Cost overruns on public road projects average at least 8.4% with a very large standard error, indicating some overruns are much greater. It appears this consistent pattern of under estimating the cost of public projects is due to strategic misrepresentation or "lying" as the authors of the study on the matter determined.

Policymakers continue to ignore improvements in technology that would increase lifespan of roads and reduce long term maintenance costs dramatically. This is because they come with high up-front costs that are politically expensive. Meaning there is little incentive for them to take the short-term heat from voters of raising spending/taxing just because it is the best decision and will be save money - as well as lives - in the long run. In other words, the inherently short run focus that is government is what is responsible for maintaining the long term health of the nation's infrastructure. I wonder what Apple's stock price would do under that type of leadership....

The traffic control system in many cities today were developed by inexperienced public officials for whom the automobile was a new mode of transportation. By refusing to use superior methods road congestion, and thus emissions, is greater. Safety is worse, unemployment increases, and data indicates the health of newborns is adversely affected.

Private highways have replaced human operated toll booths with ETC, an electronic method. This allows for easy implementation of congestion pricing, which would result in benefits in the areas mentioned above. Government regulations restricts the adoption of this method by the privately owned highways. However, the government does use ETC on a few highways of their own. Sadly, they still have not implemented congestion pricing. Instead, they charge a higher toll fee because consumers react to increases in an electronically paid fee with much greater indifference than they do towards the physically paid one.

The preceding sentence is exactly what all the "we need govt bc evil businessmen would take advantage of us otherwise" people would claim would happen by private firms in a free market. Yet, here it is. Obviously. Because that entire world view is a nonsensical, logically contradictory, fairy tale. What exactly makes greedy or bad people transform into angels upon donning the government hat?

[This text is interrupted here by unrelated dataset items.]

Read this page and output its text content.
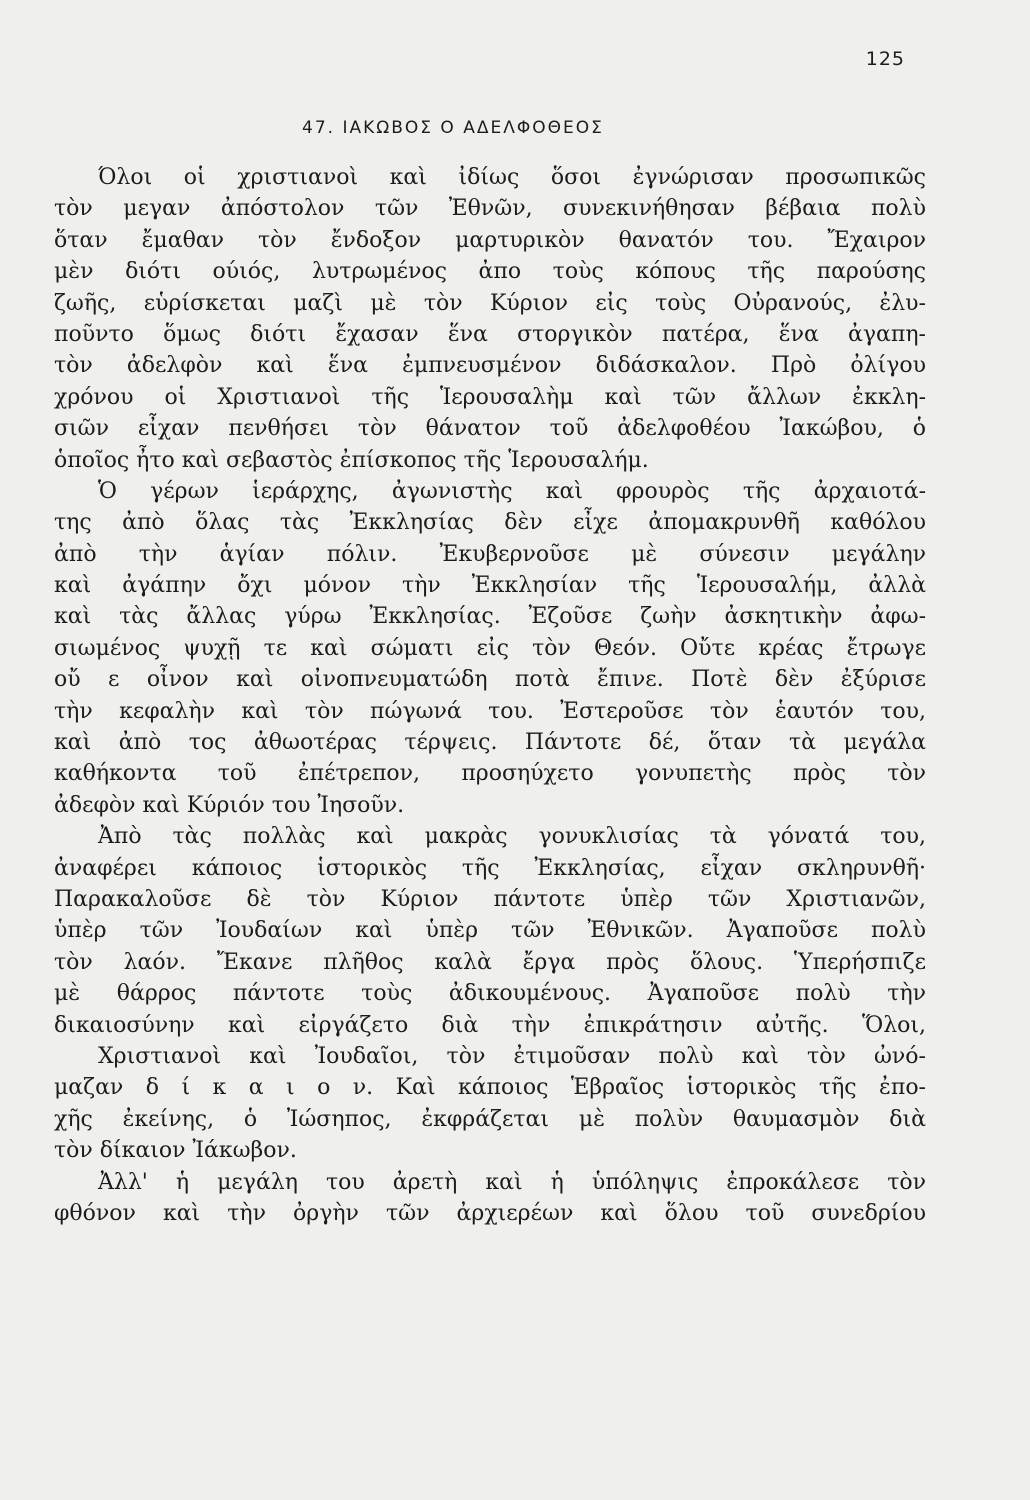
125
47. ΙΑΚΩΒΟΣ Ο ΑΔΕΛΦΟΘΕΟΣ
Όλοι οἱ χριστιανοὶ καὶ ἰδίως ὅσοι ἐγνώρισαν προσωπικῶς
τὸν μεγαν ἀπόστολον τῶν Ἐθνῶν, συνεκινήθησαν βέβαια πολὺ
ὅταν ἔμαθαν τὸν ἔνδοξον μαρτυρικὸν θανατόν του. Ἔχαιρον
μὲν διότι ούιός, λυτρωμένος ἀπο τοὺς κόπους τῆς παρούσης
ζωῆς, εὑρίσκεται μαζὶ μὲ τὸν Κύριον εἰς τοὺς Οὐρανούς, ἐλυ-
ποῦντο ὅμως διότι ἔχασαν ἕνα στοργικὸν πατέρα, ἕνα ἀγαπη-
τὸν ἀδελφὸν καὶ ἕνα ἐμπνευσμένον διδάσκαλον. Πρὸ ὀλίγου
χρόνου οἱ Χριστιανοὶ τῆς Ἱερουσαλὴμ καὶ τῶν ἄλλων ἐκκλη-
σιῶν εἶχαν πενθήσει τὸν θάνατον τοῦ ἀδελφοθέου Ἰακώβου, ὁ
ὁποῖος ἦτο καὶ σεβαστὸς ἐπίσκοπος τῆς Ἱερουσαλήμ.
Ὁ γέρων ἱεράρχης, ἀγωνιστὴς καὶ φρουρὸς τῆς ἀρχαιοτά-
της ἀπὸ ὅλας τὰς Ἐκκλησίας δὲν εἶχε ἀπομακρυνθῆ καθόλου
ἀπὸ τὴν ἁγίαν πόλιν. Ἐκυβερνοῦσε μὲ σύνεσιν μεγάλην
καὶ ἀγάπην ὄχι μόνον τὴν Ἐκκλησίαν τῆς Ἱερουσαλήμ, ἀλλὰ
καὶ τὰς ἄλλας γύρω Ἐκκλησίας. Ἐζοῦσε ζωὴν ἀσκητικὴν ἀφω-
σιωμένος ψυχῇ τε καὶ σώματι εἰς τὸν Θεόν. Οὔτε κρέας ἔτρωγε
οὔ ε οἶνον καὶ οἰνοπνευματώδη ποτὰ ἔπινε. Ποτὲ δὲν ἐξύρισε
τὴν κεφαλὴν καὶ τὸν πώγωνά του. Ἐστεροῦσε τὸν ἑαυτόν του,
καὶ ἀπὸ τος ἀθωοτέρας τέρψεις. Πάντοτε δέ, ὅταν τὰ μεγάλα
καθήκοντα τοῦ ἐπέτρεπον, προσηύχετο γονυπετὴς πρὸς τὸν
ἀδεφὸν καὶ Κύριόν του Ἰησοῦν.
Ἀπὸ τὰς πολλὰς καὶ μακρὰς γονυκλισίας τὰ γόνατά του,
ἀναφέρει κάποιος ἱστορικὸς τῆς Ἐκκλησίας, εἶχαν σκληρυνθῆ·
Παρακαλοῦσε δὲ τὸν Κύριον πάντοτε ὑπὲρ τῶν Χριστιανῶν,
ὑπὲρ τῶν Ἰουδαίων καὶ ὑπὲρ τῶν Ἐθνικῶν. Ἀγαποῦσε πολὺ
τὸν λαόν. Ἔκανε πλῆθος καλὰ ἔργα πρὸς ὅλους. Ὑπερήσπιζε
μὲ θάρρος πάντοτε τοὺς ἀδικουμένους. Ἀγαποῦσε πολὺ τὴν
δικαιοσύνην καὶ εἰργάζετο διὰ τὴν ἐπικράτησιν αὐτῆς. Ὅλοι,
Χριστιανοὶ καὶ Ἰουδαῖοι, τὸν ἐτιμοῦσαν πολὺ καὶ τὸν ὠνό-
μαζαν δ ί κ α ι ο ν. Καὶ κάποιος Ἑβραῖος ἱστορικὸς τῆς ἐπο-
χῆς ἐκείνης, ὁ Ἰώσηπος, ἐκφράζεται μὲ πολὺν θαυμασμὸν διὰ
τὸν δίκαιον Ἰάκωβον.
Ἀλλ' ἡ μεγάλη του ἀρετὴ καὶ ἡ ὑπόληψις ἐπροκάλεσε τὸν
φθόνον καὶ τὴν ὀργὴν τῶν ἀρχιερέων καὶ ὅλου τοῦ συνεδρίου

And upon having discovered it, there are vastly fewer options a consumer can persue to protest it. As opposed to a private firm which would directly (through loss of sales) and indirectly (bad reputation) be exposed to consumer sovereignty.

I am on a cell phone with no spell check so this post will probably have tons of grammar errors. But I needed to share this info before proceeding on to the next section of this awesome book.


4/05/2012

New books!

I just added three new books to my reading list: Last Exit: Privatization and Deregulation of the U.S. Transportation System by Clifford Winston, No War for Oil: U.S. Dependency and the Middle East by Ivan Eland, and With Liberty and Justice for Some: How the Law Is Used to Destroy Equality and Protect the Powerful by the great Glenn Greenwald!

I’m starting with Last Exit first and it opens with some great historical information on transportation and infrastructure in the U.S.

By 1860 at least 7,000 corporations had formed to operate bridges, canals, ferries, railroads and roads. Total private capital investment in those transportation facilities and services amounted to over 3 billion dollars. (Which is equivalent to approximately $10 Trillion in today’s dollars!)

By developing an initial overview of the economic case for privatizing and deregulating the transportation system, I hope to show that fundamental policy reform is essential to ridding the system of its vast and intractable efficiencies that have accumulated under decades of public sector management and control. [Emphasis mine]

I’m looking forward to reading the rest and will probably update the blog with the more interesting findings as I make my way through.